The court addressed first the claims that were dismissed as untimely. The critical issue so far as these dismissals on the merits were concerned, said the court, was choice of law. When a diversity case is transferred by the multidistrict litigation panel, the law applied is that of the jurisdiction from which the case was transferred, in this case California. The California statutes of limitations don’t begin to run until the plaintiff discovers, or should in the exercise of reasonable diligence have discovered, that he has a claim against the defendant. But this discovery rule, even if applicable, would not save the plaintiffs’ tort claims from dismissal for untimeliness. Plaintiffs argued that they didn’t have enough information on which to base a suit until a New York Times article about the contamination of clotting factors with HIV was published on May 22, 2003, and therefore that their suit, filed in 2004, was timely. But as the district court found, the plaintiffs had a reasonable basis to suspect that they had a cause of action more than five years before the article appeared, when their counsel actually had begun negotiations with two of the defendants to settle negligence claims arising from the alleged contamination of the defendants’ clotting factors with HIV. (These negotiations culminated in the settlement in 1998 on which the plaintiffs’ breach of contract claim was based.)
The plaintiffs argued that the limitations period should have been tolled by defendants’ “fraudulent concealment” because when entering into the settlement agreement they claimed that they had done nothing wrong and that they were offering financial aid purely as a humanitarian gesture. The plaintiffs were mistaken in this. Denial of liability when negotiating a settlement agreement is the norm; it is not evidence of fraudulent concealment of anything.
The district court was also correct in ruling in the alternative that a California court would apply the Taiwanese 10-year statute of repose, because the plaintiffs’ tort claims arose under Taiwanese law. The hemophiliacs whom the plaintiffs represented were infected in the 1980s, more than a decade before these suits were brought. If the plaintiffs’ tort claims arose in Taiwan, California law makes the Taiwanese statute of repose applicable to those claims. The reason is California’s “borrowing” statute, which is sensibly designed to discourage forum shopping, would bar the action in California if it would have been barred in Taiwan. The plaintiffs tried to argue that their claims arose in California, not Taiwan, because it was in California that the defendants allegedly failed to process their clotting factors in a way that would prevent contamination by HIV. But generally there is no tort without an injury. That is the rule in California.

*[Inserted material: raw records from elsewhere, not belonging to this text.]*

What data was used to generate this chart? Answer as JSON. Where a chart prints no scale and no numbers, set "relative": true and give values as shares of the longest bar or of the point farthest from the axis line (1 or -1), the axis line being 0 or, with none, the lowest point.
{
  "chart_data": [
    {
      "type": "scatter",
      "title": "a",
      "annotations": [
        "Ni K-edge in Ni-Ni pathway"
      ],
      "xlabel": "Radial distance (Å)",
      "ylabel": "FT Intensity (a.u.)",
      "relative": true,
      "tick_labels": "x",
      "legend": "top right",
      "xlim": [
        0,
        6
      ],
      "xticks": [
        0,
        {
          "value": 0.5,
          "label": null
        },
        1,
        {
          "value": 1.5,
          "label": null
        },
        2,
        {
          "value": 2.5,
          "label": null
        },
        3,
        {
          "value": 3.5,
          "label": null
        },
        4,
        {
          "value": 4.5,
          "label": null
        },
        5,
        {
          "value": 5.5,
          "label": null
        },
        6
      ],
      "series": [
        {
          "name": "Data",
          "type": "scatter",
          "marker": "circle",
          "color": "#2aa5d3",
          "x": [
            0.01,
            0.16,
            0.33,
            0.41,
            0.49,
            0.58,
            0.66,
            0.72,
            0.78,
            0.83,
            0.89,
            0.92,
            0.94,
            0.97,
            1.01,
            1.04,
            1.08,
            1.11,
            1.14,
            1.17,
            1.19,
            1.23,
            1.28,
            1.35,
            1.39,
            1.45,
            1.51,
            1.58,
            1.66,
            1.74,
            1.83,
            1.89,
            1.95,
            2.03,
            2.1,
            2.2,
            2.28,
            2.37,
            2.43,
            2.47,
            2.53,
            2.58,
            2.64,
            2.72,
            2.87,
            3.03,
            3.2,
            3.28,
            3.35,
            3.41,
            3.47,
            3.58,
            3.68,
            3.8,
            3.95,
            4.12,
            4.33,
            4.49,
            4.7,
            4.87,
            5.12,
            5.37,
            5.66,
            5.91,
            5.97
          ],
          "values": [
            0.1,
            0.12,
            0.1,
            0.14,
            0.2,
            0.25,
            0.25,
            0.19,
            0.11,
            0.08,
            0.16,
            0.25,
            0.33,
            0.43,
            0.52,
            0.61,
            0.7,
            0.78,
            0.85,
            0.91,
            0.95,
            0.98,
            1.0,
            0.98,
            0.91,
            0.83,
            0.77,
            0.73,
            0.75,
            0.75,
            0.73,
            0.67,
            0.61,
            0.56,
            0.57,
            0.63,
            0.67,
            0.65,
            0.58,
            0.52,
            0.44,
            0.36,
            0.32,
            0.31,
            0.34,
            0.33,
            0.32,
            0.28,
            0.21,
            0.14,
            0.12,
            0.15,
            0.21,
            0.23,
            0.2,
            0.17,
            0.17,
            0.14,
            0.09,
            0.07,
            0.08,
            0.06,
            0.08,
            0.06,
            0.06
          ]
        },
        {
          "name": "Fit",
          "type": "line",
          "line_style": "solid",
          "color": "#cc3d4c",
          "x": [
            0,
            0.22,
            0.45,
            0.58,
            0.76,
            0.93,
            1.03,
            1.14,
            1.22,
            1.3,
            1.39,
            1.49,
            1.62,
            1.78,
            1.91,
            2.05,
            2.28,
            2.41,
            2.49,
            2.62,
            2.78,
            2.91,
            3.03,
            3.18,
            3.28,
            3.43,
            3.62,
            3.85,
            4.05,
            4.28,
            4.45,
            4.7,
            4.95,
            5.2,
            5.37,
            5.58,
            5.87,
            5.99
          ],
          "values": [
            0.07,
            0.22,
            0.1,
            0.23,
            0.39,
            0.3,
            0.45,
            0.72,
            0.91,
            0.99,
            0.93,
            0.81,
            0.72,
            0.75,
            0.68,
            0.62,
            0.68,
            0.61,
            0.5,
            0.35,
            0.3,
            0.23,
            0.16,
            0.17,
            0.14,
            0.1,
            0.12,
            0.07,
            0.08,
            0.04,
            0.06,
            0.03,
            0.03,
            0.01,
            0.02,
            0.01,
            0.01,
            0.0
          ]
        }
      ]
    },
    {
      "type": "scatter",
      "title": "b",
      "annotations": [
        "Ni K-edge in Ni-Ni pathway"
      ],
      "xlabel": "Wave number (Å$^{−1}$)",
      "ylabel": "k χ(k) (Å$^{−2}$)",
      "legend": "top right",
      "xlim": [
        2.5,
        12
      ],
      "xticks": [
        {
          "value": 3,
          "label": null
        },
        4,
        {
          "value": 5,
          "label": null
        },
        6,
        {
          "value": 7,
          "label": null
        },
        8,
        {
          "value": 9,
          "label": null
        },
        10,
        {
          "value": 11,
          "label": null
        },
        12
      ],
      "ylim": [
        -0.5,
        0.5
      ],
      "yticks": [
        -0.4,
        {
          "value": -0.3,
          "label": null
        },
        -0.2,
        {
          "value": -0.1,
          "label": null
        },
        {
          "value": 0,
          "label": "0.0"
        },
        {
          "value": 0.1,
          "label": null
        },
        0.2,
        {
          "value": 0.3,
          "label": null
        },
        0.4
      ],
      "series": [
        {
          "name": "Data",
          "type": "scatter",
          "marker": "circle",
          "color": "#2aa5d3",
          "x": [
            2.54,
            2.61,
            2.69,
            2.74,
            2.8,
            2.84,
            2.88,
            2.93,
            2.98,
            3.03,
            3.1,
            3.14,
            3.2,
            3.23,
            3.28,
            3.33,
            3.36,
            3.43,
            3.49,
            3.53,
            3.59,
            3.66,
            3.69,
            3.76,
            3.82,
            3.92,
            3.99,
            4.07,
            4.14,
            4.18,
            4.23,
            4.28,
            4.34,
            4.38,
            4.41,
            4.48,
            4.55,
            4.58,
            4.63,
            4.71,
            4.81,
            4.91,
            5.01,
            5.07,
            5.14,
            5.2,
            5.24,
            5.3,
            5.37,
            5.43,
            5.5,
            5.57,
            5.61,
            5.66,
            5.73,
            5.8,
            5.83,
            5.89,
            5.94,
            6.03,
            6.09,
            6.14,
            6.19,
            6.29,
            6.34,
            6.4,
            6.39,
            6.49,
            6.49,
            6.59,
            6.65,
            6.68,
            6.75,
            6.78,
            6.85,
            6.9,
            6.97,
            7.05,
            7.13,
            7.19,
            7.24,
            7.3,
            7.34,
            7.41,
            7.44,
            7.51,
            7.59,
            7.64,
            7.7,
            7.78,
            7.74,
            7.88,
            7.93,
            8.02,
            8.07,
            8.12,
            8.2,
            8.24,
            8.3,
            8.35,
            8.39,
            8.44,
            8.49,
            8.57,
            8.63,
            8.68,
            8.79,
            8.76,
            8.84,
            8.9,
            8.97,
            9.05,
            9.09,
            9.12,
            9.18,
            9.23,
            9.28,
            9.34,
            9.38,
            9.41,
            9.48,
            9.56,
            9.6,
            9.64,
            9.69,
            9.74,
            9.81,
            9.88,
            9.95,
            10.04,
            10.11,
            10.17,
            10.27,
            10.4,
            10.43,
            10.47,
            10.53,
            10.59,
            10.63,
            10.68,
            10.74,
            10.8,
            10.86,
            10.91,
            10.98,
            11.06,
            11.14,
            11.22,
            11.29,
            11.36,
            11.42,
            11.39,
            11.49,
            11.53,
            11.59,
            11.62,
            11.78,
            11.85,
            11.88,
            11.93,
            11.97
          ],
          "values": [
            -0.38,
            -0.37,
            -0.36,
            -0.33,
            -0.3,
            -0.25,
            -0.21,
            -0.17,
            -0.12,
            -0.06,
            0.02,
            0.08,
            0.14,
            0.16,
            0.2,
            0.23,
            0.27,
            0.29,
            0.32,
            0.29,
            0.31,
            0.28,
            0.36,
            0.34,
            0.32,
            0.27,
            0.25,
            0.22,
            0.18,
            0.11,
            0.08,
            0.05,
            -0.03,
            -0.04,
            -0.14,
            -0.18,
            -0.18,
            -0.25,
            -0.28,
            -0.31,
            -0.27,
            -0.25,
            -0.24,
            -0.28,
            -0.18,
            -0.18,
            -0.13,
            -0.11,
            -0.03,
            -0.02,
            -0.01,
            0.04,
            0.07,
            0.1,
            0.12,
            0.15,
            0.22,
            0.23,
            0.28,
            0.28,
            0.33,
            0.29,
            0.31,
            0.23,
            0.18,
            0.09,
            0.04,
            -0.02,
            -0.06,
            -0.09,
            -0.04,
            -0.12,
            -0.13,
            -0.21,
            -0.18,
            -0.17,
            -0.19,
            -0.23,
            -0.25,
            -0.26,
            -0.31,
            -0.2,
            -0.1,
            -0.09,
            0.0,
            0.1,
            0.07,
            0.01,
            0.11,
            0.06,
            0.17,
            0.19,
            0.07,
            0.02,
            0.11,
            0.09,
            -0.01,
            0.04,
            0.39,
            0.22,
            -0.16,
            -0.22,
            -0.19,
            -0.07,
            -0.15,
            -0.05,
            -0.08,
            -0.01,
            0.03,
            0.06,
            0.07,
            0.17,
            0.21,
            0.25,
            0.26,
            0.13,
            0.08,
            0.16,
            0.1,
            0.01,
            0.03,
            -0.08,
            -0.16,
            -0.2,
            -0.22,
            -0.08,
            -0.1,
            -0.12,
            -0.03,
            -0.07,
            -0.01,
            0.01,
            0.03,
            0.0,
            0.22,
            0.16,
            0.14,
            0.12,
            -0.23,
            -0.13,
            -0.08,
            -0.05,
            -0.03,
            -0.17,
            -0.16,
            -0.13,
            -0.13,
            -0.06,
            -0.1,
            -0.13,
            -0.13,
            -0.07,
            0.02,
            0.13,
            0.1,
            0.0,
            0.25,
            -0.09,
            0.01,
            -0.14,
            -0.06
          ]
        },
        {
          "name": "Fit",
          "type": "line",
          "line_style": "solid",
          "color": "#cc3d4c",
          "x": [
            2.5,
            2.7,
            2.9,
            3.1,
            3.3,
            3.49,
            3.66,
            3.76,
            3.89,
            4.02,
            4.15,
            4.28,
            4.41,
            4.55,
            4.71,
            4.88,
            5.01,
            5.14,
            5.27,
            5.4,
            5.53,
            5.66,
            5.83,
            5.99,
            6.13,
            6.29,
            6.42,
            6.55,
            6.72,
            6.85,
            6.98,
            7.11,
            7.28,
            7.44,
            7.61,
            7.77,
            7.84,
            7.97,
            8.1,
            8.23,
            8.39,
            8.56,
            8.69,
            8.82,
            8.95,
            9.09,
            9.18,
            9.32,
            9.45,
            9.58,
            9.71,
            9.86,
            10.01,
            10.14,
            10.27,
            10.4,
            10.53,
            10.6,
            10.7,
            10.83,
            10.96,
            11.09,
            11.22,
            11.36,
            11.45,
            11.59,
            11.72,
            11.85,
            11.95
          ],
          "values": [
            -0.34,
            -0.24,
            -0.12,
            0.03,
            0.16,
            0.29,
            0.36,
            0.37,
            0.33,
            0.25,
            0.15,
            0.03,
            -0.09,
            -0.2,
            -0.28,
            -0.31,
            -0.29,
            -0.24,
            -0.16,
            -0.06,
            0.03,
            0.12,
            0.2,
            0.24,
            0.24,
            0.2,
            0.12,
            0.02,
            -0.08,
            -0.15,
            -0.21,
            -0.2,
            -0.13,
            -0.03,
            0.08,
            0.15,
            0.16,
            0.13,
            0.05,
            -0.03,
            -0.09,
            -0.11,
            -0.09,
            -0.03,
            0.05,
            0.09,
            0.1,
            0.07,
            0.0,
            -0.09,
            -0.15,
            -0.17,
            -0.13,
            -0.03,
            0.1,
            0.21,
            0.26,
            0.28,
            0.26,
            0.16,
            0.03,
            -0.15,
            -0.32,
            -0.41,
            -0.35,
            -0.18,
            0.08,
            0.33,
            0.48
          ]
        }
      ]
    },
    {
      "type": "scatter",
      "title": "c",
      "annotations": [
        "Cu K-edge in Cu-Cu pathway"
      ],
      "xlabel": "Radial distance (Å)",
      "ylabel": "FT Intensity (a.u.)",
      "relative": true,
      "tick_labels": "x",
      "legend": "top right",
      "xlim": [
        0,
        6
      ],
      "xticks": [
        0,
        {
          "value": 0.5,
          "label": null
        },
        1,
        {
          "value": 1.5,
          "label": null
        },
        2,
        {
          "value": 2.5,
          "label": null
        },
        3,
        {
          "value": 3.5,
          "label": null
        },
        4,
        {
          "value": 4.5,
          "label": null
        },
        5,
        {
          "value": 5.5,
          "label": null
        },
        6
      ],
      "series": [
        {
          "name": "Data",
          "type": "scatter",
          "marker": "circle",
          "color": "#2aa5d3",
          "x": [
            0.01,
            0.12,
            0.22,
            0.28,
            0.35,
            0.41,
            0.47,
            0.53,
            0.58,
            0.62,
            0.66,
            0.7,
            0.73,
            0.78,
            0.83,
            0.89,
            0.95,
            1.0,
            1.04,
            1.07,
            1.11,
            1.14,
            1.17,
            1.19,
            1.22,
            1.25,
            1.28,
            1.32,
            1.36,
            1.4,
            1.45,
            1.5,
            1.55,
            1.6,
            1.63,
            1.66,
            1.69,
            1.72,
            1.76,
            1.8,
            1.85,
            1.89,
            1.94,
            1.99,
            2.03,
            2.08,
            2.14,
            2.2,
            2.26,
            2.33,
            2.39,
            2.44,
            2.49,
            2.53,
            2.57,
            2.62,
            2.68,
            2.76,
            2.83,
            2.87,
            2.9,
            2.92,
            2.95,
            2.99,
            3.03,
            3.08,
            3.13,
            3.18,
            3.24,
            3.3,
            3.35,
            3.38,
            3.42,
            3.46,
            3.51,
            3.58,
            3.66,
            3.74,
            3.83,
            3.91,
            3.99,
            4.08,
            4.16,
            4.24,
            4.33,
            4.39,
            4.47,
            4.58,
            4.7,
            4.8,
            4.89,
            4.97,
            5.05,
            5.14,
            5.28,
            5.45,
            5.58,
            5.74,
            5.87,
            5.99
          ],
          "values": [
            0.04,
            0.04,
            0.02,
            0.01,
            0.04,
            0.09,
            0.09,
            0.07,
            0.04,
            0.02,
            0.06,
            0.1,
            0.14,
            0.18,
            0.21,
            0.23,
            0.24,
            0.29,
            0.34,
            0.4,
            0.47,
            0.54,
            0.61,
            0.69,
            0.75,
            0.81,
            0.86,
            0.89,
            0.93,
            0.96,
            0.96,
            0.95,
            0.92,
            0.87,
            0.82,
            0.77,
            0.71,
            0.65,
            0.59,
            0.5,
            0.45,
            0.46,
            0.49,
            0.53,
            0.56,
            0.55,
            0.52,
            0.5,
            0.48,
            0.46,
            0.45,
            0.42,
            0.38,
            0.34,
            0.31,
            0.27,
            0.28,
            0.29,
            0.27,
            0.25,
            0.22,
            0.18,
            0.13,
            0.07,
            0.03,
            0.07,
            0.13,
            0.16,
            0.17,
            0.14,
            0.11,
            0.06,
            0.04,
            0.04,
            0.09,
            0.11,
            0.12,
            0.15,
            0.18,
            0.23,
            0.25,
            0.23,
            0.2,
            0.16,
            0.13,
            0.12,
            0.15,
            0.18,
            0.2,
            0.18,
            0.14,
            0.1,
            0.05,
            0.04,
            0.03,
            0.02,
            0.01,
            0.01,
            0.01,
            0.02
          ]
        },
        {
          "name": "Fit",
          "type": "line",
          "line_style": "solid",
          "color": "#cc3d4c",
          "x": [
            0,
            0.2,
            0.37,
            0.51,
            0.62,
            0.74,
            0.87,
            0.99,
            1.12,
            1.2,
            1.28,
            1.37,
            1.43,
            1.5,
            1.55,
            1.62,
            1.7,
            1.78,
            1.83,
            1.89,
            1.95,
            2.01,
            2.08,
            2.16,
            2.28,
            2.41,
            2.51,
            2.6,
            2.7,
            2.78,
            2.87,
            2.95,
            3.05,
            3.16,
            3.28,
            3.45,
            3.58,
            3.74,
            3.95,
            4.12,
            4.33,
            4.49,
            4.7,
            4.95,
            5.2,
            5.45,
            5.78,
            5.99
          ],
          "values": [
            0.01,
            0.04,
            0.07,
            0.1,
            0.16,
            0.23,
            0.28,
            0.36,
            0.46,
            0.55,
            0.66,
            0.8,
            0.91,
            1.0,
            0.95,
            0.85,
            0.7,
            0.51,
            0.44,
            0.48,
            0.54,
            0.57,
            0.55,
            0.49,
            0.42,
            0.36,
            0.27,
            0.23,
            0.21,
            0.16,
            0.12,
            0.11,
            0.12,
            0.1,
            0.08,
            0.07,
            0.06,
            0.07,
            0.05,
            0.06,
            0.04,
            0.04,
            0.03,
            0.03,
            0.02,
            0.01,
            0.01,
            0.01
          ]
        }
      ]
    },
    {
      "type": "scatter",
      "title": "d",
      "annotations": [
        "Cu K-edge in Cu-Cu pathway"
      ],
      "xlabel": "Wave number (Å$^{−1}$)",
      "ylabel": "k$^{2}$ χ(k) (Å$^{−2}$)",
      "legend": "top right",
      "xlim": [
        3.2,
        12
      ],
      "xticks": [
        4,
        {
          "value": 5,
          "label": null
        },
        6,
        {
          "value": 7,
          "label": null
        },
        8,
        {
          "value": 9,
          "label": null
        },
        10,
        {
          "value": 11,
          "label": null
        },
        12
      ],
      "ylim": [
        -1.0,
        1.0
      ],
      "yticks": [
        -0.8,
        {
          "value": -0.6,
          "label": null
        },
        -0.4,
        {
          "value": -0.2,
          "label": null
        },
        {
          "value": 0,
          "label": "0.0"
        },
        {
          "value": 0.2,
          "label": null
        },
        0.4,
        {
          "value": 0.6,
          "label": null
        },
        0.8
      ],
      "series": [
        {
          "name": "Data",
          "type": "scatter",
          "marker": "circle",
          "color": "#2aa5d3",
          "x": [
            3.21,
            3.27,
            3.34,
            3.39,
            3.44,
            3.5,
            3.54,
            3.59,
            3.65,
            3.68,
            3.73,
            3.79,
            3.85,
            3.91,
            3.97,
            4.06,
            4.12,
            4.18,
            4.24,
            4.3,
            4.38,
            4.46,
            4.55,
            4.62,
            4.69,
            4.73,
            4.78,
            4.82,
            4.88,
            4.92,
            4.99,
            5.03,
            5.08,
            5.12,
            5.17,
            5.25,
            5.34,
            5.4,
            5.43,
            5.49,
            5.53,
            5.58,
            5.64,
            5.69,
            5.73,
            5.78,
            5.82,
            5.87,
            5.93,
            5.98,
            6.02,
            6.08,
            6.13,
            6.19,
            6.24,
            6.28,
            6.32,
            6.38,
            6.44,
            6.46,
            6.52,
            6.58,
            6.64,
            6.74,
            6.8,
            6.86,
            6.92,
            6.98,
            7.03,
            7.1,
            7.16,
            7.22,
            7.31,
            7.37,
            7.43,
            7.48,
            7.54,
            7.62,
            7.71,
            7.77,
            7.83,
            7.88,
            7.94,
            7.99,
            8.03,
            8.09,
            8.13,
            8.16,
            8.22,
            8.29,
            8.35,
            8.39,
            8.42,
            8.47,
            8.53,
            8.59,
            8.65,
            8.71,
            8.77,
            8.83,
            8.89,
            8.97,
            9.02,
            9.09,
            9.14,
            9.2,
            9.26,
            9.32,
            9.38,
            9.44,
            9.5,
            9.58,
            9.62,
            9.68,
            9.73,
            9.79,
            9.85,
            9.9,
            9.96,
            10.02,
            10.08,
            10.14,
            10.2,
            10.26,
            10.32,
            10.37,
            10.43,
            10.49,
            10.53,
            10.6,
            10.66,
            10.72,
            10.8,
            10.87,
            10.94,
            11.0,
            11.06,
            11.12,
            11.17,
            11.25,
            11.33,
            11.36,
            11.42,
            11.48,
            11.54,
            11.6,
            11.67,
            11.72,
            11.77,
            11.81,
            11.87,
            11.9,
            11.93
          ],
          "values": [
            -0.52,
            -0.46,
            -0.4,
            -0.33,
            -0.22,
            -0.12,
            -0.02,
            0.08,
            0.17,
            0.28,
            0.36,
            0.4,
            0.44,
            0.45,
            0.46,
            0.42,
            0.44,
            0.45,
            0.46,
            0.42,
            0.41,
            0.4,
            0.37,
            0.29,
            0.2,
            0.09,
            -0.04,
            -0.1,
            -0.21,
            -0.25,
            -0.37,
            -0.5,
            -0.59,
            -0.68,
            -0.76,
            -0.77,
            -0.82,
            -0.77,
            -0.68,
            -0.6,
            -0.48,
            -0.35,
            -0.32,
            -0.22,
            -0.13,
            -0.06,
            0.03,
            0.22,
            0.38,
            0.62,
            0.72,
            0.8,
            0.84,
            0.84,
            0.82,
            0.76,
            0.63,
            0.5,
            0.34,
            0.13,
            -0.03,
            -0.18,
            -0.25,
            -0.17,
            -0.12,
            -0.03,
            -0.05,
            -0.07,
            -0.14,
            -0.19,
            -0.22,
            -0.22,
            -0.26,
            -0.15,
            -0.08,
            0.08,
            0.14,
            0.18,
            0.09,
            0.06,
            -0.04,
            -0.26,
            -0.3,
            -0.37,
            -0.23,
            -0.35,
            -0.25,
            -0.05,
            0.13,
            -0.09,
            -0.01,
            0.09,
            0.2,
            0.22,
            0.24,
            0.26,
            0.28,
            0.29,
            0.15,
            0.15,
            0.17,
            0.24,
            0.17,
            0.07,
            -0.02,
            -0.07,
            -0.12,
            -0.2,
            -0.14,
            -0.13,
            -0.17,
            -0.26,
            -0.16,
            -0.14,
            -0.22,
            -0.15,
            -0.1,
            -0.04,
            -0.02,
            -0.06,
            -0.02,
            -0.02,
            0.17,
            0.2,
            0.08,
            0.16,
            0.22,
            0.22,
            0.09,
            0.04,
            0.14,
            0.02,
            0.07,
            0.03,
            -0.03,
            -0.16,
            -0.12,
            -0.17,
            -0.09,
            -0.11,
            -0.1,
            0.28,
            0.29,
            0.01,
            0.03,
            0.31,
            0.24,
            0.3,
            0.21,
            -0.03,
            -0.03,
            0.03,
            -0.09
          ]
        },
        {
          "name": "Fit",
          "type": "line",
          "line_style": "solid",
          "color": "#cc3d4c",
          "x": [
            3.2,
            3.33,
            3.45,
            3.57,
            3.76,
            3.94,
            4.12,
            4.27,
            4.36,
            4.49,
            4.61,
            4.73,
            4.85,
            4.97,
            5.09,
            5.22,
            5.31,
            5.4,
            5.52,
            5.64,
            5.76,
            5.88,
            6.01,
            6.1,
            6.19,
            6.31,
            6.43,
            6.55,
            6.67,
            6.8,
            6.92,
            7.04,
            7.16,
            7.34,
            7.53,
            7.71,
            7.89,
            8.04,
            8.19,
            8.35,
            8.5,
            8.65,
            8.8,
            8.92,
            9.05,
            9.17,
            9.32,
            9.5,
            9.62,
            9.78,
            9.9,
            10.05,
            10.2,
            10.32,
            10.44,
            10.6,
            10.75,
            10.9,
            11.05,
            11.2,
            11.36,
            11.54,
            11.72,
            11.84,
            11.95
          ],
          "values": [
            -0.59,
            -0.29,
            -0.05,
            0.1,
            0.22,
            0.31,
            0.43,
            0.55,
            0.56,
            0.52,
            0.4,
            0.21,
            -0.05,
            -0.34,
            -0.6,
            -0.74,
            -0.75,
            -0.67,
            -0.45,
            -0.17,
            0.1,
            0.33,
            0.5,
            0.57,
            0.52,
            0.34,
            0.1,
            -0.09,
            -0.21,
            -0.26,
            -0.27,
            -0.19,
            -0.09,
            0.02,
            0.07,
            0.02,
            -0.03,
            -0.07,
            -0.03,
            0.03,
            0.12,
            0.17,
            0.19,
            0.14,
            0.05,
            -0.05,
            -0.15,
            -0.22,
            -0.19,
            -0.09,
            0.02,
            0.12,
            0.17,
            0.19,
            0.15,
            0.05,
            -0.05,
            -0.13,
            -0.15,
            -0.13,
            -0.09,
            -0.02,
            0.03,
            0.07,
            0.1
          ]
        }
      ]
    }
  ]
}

And the injury alleged occurred in Taiwan.
Turning to the claims that the district court dismissed not as untimely but on the basis, rather, of forum non conveniens, the court noted that the contract was negotiated and signed in Taiwan. The key language at issue, the so-called scale-up clause, was ambiguous. Evidence beyond the language of the settlement agreement would be necessary to “disambiguate the clause,” said the court, and it seemed that most of the persons who are in a position to give such evidence live in Taiwan, including the plaintiffs’ Taiwanese counsel who negotiated the settlement, a Taiwanese patient representative, members of the Taiwanese department of health, defendants’ Taiwanese outside counsel, and an employee of defendants in Taiwan.
Taiwanese law makes it difficult to gather evidence for use in a trial in a foreign country because Taiwan is not a party to the Convention on the Taking of Evidence Abroad in Civil or Commercial Matters; the alternative method of obtaining evidence in a foreign country, sending a letter rogatory to the foreign court, seemed to not be a very satisfactory means of obtaining evidence. So this important factor pointed to Taiwan. The only circumstance that would favor holding the trial in California rather than in Taiwan would be the greater convenience for the defendants, since they are American companies. But as they didn’t want the case to be tried in California, or indeed anywhere else in the United States, really there was nothing in favor of the American forum, said the court. When application of the doctrine of forum non conveniens would send the plaintiffs to their home court, the presumption in favor of giving plaintiffs their choice of court is little more than a tie breaker. But, said the panel, “there is no tie here.”